Emotional state during food consumption is expected to affect food pleasantness. We hypothesize that a negative emotional state reduces food pleasantness and more so for novel foods than for familiar foods because novel foods have not yet been associated with previous emotions. Furthermore, we expect this effect to be stronger when judging the food again from memory without tasting. We induced a positive emotional state in 34 participants by telling them that they earned a monetary bonus and induced a negative emotional state in 35 other participants by subjecting them to a social stress test. After this emotion induction, both groups tasted and rated a (for them) novel soup (sumashi soup) and a familiar soup (vegetable soup). Several explicit and implicit measures of food pleasantness (rated valence, EsSense25, willingness-to-take-home and sip size) indicated that while the negative emotion group did not experience the soups as less pleasant than the positive emotion group, there was an interaction between food familiarity and emotional group. The positive emotion group experienced novel and familiar soups as equally pleasant, whereas the negative emotion group experienced the novel soup as relatively unpleasant and the familiar soup as pleasant. The latter result is consistent with a comforting effect of a familiar taste in a stressful situation. This effect remained in the ratings given 1 week later based on memory and even after retasting. Our results show that emotional state affects food pleasantness differently for novel and familiar foods and that such an effect can be robust.
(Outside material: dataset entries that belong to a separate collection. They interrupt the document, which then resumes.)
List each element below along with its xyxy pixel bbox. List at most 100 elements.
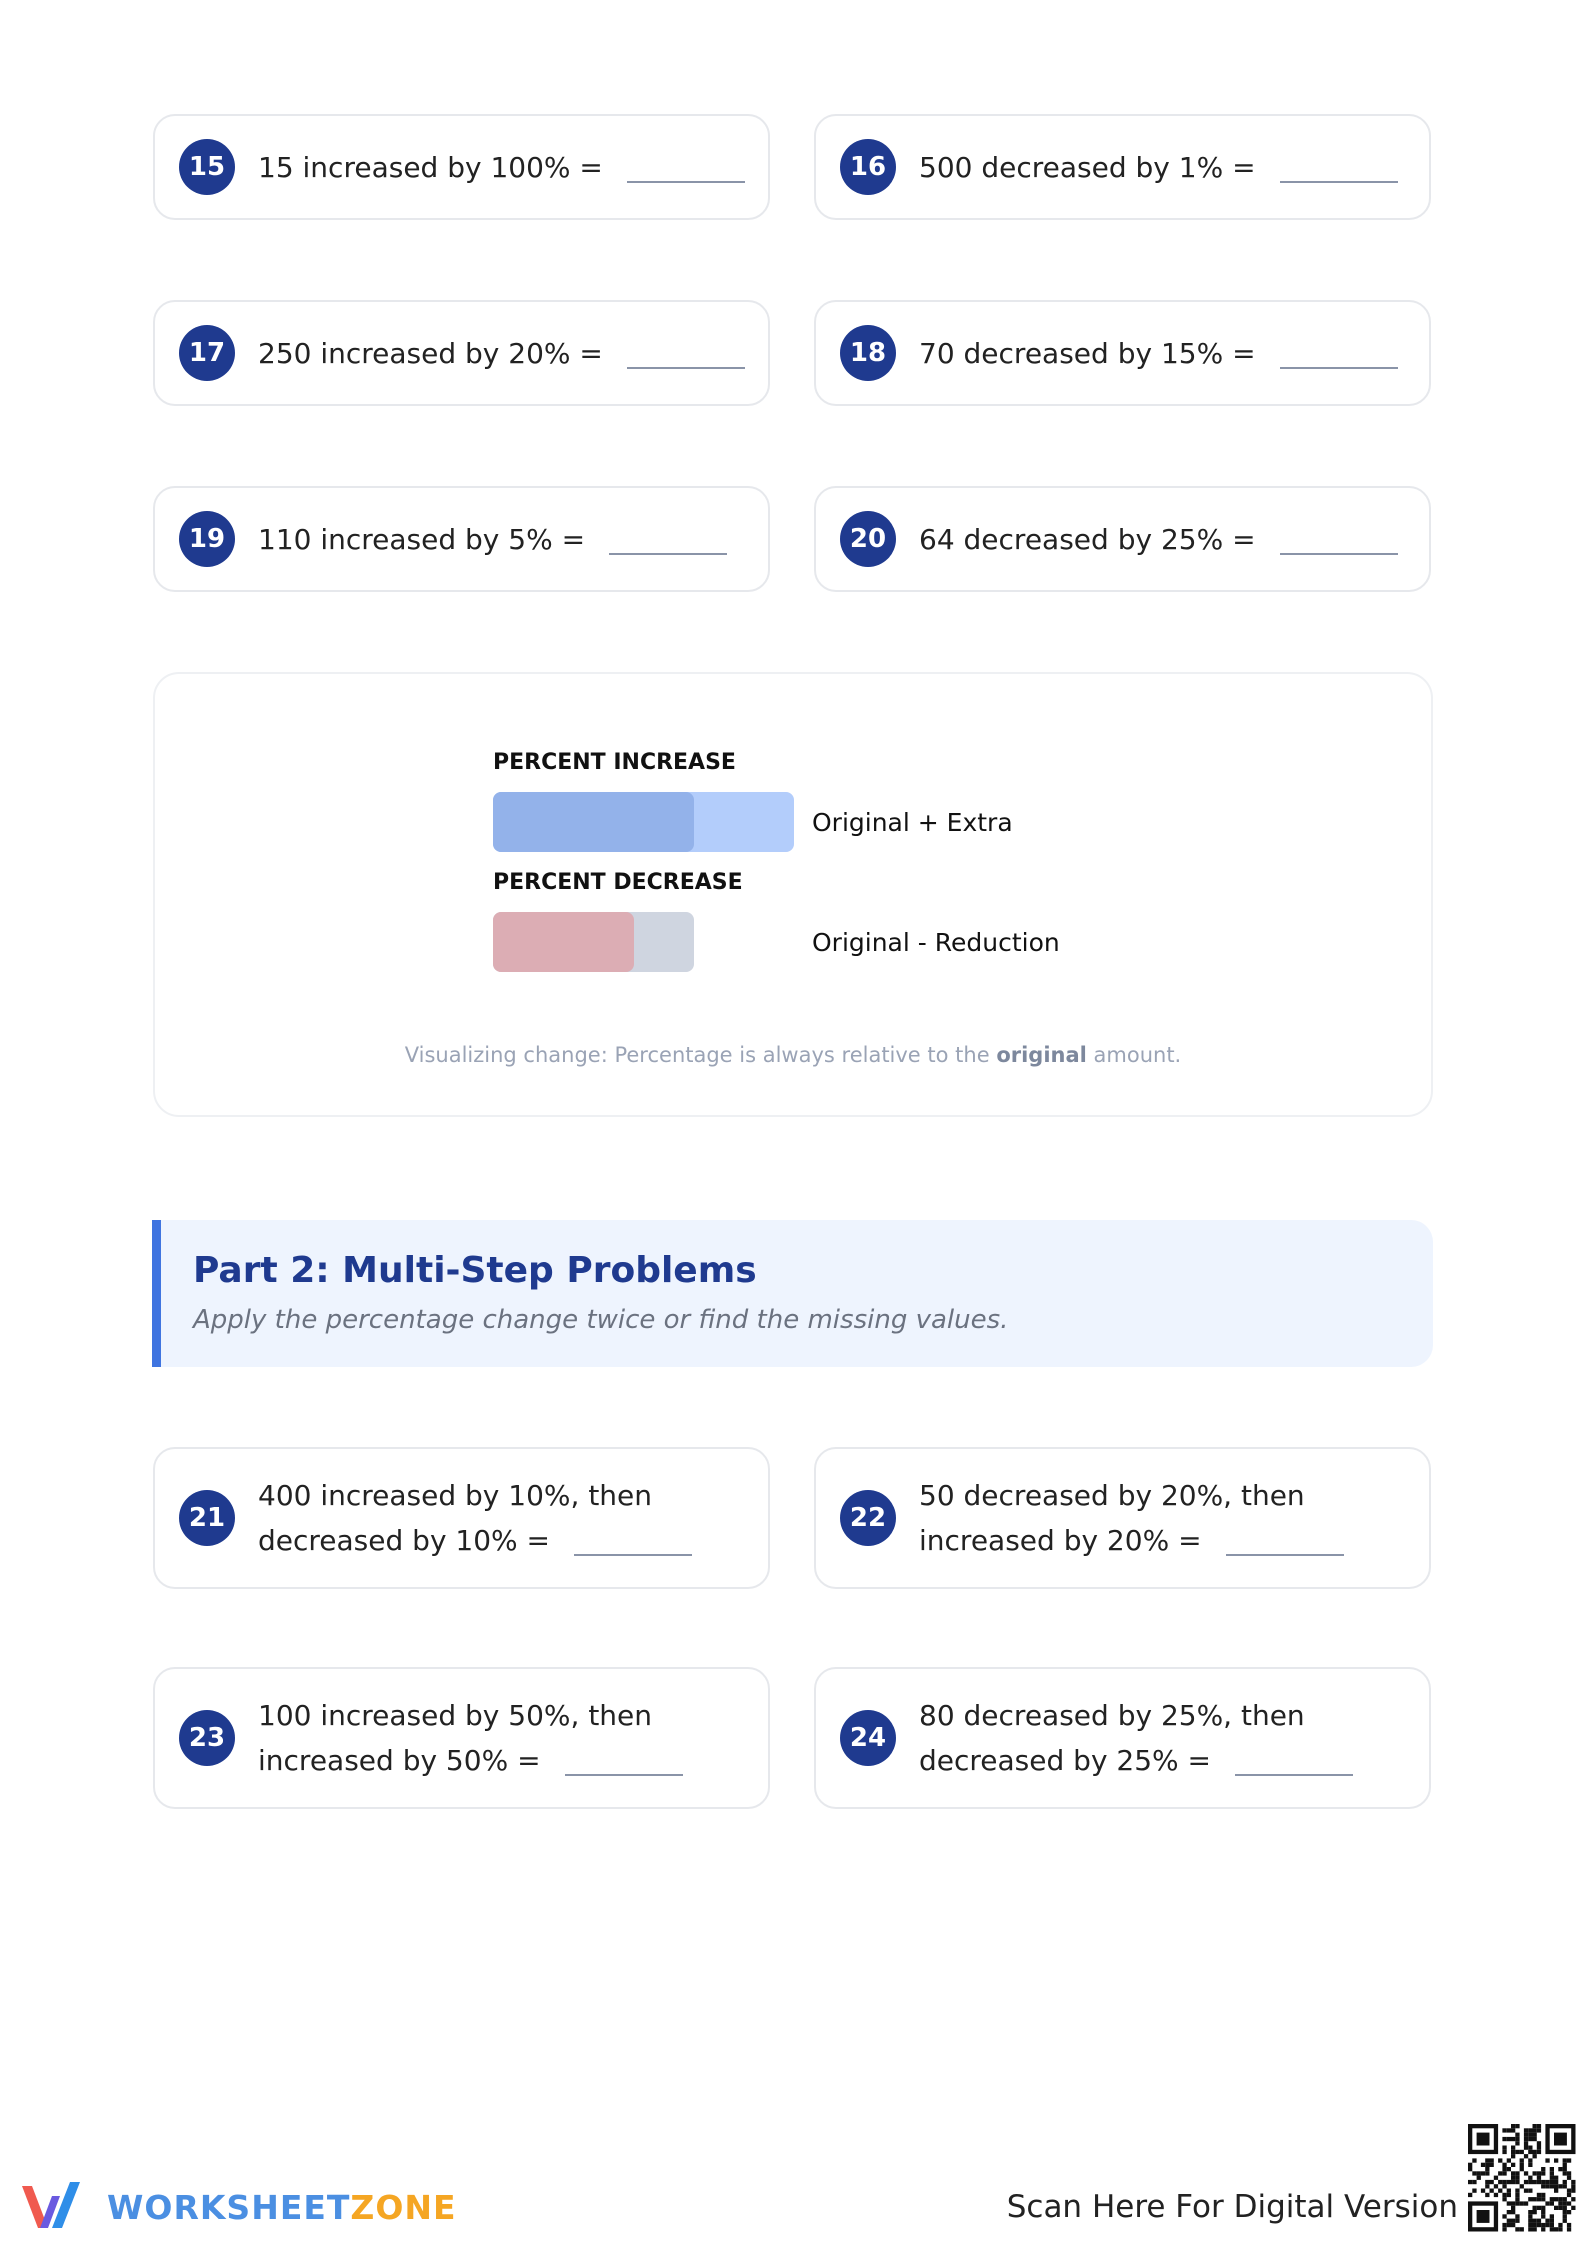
qr-cell: [1549, 2214, 1554, 2219]
problem-number: 16: [840, 139, 896, 195]
qr-cell: [1468, 2162, 1473, 2167]
qr-cell: [1536, 2205, 1542, 2210]
qr-cell: [1498, 2179, 1503, 2185]
original-bar: [493, 792, 694, 852]
problem-text: 400 increased by 10%, then decreased by 1…: [258, 1473, 693, 1563]
qr-cell: [1532, 2136, 1537, 2142]
qr-cell: [1523, 2201, 1529, 2206]
problem-card: 15 15 increased by 100% =: [153, 114, 770, 220]
qr-cell: [1532, 2128, 1537, 2133]
qr-cell: [1566, 2227, 1572, 2232]
qr-cell: [1554, 2132, 1567, 2146]
qr-cell: [1528, 2197, 1533, 2202]
caption-bold: original: [996, 1043, 1087, 1067]
qr-cell: [1549, 2167, 1554, 2172]
problem-line-text: 100 increased by 50%, then: [258, 1699, 653, 1732]
problem-text: 64 decreased by 25% =: [919, 517, 1398, 562]
qr-cell: [1528, 2162, 1533, 2167]
qr-cell: [1515, 2192, 1520, 2198]
qr-cell: [1528, 2218, 1533, 2223]
qr-cell: [1485, 2179, 1490, 2185]
problem-card: 22 50 decreased by 20%, then increased by …: [814, 1447, 1431, 1589]
qr-cell: [1506, 2210, 1511, 2215]
qr-cell: [1519, 2184, 1524, 2189]
qr-cell: [1554, 2175, 1559, 2180]
qr-cell: [1545, 2158, 1550, 2163]
qr-cell: [1566, 2201, 1572, 2206]
problem-line: 64 decreased by 25% =: [919, 517, 1398, 562]
problem-text: 80 decreased by 25%, then decreased by 25…: [919, 1693, 1354, 1783]
problem-line: 500 decreased by 1% =: [919, 145, 1398, 190]
qr-cell: [1549, 2184, 1554, 2189]
qr-cell: [1472, 2179, 1477, 2185]
qr-cell: [1528, 2132, 1533, 2137]
qr-cell: [1549, 2179, 1554, 2185]
qr-cell: [1549, 2227, 1554, 2232]
problem-number: 19: [179, 511, 235, 567]
qr-cell: [1541, 2167, 1546, 2172]
qr-cell: [1502, 2197, 1507, 2202]
problem-card: 18 70 decreased by 15% =: [814, 300, 1431, 406]
caption-text: amount.: [1086, 1043, 1182, 1067]
qr-cell: [1562, 2210, 1567, 2215]
problem-card: 24 80 decreased by 25%, then decreased by …: [814, 1667, 1431, 1809]
problem-line: 50 decreased by 20%, then: [919, 1473, 1344, 1518]
problem-line-text: 250 increased by 20% =: [258, 336, 603, 370]
qr-cell: [1541, 2227, 1546, 2232]
qr-cell: [1549, 2201, 1554, 2206]
qr-cell: [1536, 2171, 1542, 2176]
qr-cell: [1566, 2210, 1572, 2215]
qr-cell: [1532, 2205, 1537, 2210]
qr-cell: [1528, 2227, 1533, 2232]
qr-cell: [1515, 2227, 1520, 2232]
remaining-bar: [493, 912, 634, 972]
qr-cell: [1558, 2184, 1563, 2189]
qr-cell: [1476, 2171, 1481, 2176]
qr-cell: [1541, 2222, 1546, 2228]
qr-cell: [1506, 2179, 1511, 2185]
qr-cell: [1558, 2201, 1563, 2206]
qr-cell: [1549, 2171, 1554, 2176]
answer-blank: [1279, 366, 1398, 369]
answer-blank: [574, 1554, 693, 1556]
qr-cell: [1562, 2184, 1567, 2189]
qr-cell: [1511, 2222, 1516, 2228]
qr-cell: [1515, 2149, 1520, 2155]
decrease-label: PERCENT DECREASE: [493, 870, 743, 895]
answer-blank: [609, 552, 728, 555]
problem-text: 15 increased by 100% =: [258, 145, 745, 190]
qr-cell: [1532, 2227, 1537, 2232]
qr-cell: [1562, 2167, 1567, 2172]
problem-line: 70 decreased by 15% =: [919, 331, 1398, 376]
qr-cell: [1558, 2197, 1563, 2202]
qr-cell: [1554, 2184, 1559, 2189]
qr-cell: [1541, 2171, 1546, 2176]
qr-cell: [1485, 2192, 1490, 2198]
problem-line-text: 80 decreased by 25%, then: [919, 1699, 1305, 1732]
qr-cell: [1536, 2145, 1542, 2150]
qr-cell: [1493, 2184, 1499, 2189]
problem-number: 21: [179, 1490, 235, 1546]
qr-cell: [1502, 2227, 1507, 2232]
qr-cell: [1571, 2188, 1576, 2193]
qr-cell: [1549, 2218, 1554, 2223]
qr-cell: [1468, 2192, 1473, 2198]
qr-cell: [1489, 2179, 1494, 2185]
qr-cell: [1506, 2188, 1511, 2193]
qr-cell: [1511, 2136, 1516, 2142]
qr-cell: [1498, 2171, 1503, 2176]
qr-cell: [1502, 2162, 1507, 2167]
qr-cell: [1558, 2222, 1563, 2228]
qr-cell: [1545, 2222, 1550, 2228]
answer-blank: [626, 366, 745, 369]
qr-cell: [1528, 2179, 1533, 2185]
qr-cell: [1511, 2162, 1516, 2167]
qr-cell: [1511, 2205, 1516, 2210]
qr-cell: [1549, 2222, 1554, 2228]
problem-line: 80 decreased by 25%, then: [919, 1693, 1353, 1738]
problem-line-text: 400 increased by 10%, then: [258, 1479, 653, 1512]
qr-cell: [1528, 2145, 1533, 2150]
qr-cell: [1528, 2128, 1533, 2133]
qr-cell: [1502, 2136, 1507, 2142]
qr-cell: [1472, 2188, 1477, 2193]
进食过程中的情绪状态预计会影响食物的愉悦感。我们假设负面情绪状态会降低食物的愉悦感,对于新奇食物而言这种影响比熟悉食物更大,因为新奇食物尚未与之前的情绪建立关联。此外,我们预计在不品尝仅从记忆中判断食物时,这种影响会更强。我们通过告知34名参与者他们获得了一笔金钱奖励来诱导其产生积极情绪状态,通过让35名其他参与者接受社会压力测试来诱导其产生消极情绪状态。在这种情绪诱导之后,两组参与者都品尝并评价了一种(对他们来说)新奇的汤(增智汤)和一种熟悉的汤(蔬菜汤)。几项关于食物愉悦感的显性和隐性测量指标(评定的效价、EsSense25、带回家的意愿和啜饮量)表明,虽然消极情绪组并没有比积极情绪组觉得汤的愉悦感更低,但食物熟悉度和情绪组之间存在交互作用。积极情绪组觉得新奇汤和熟悉汤同样愉悦,而消极情绪组觉得新奇汤相对不愉悦,熟悉汤则愉悦。后一个结果与熟悉味道在压力情境下的安慰作用相一致。这种效应在1周后基于记忆给出的评分中依然存在,甚至在再次品尝之后也是如此。我们的结果表明,情绪状态对新奇食物和熟悉食物的愉悦感影响不同,而且这种影响可能很强烈。